So the first thing to understand is that bandwidth is a limited resource. “Unlimited” is no way near “Infinite”! All servers have a strictly defined maximum transfer speed, but, that is not the only bottleneck which may affect how much time a transfer takes. Speed disk, server load, CPU even computer buses and architecture!
So how do we sort all this out? How do we know someone has decided to limit you and your eagerly awaited download? We know, it is complex and confusing!
Our pledge is this: WE don’t apply throttling to bandwidth or speeds. But we cannot assure others do place some speed bumps. We have battled with this on several cloud providers.
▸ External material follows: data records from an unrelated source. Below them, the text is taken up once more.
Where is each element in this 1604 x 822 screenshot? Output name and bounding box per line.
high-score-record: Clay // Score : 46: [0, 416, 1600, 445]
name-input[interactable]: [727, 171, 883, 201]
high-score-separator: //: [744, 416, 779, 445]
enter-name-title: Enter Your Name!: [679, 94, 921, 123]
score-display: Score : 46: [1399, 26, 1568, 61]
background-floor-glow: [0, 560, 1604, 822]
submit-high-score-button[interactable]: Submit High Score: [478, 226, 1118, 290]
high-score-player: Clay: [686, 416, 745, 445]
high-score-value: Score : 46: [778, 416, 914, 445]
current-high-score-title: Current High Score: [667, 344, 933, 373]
We recently have a case of even Google Drive limiting speeds to uploads! Users saw their transfers slowed down so much, it appears stuck in 0%! It seems that collectively users have uploaded so much we appear to have run into an automatic wall! When we tested the same in other servers, the uploads went right through! We are still testing and investigating this issue…
Also, some others clouds have either a speed limit, or put up a limit after some uploads have gone through ( *cough* *pCloud* )…
Downloading also have problems: Torrents not well seeded, or the seeds have stretch out so thin that they give very few speed to those connected. We know it’s not a limit in our servers: We sometimes get some torrents that are so well seeded, with so much bandwidth it takes the full server bandwidth at a time! Even internet web servers have speed limits, so it is not assured to be the fastest just because they are on the cloud.
So well, that is why plans revolve on TORRENT SIZE! (Good luck having other torrent providers that will effectively download those monstrous 2 TB torrents… others won’t say, but just don’t let you download stuff over 150 GB!) WE know that specifying up front what you can do lets you plan effectively.
So go wild, go after the big game, we got your back!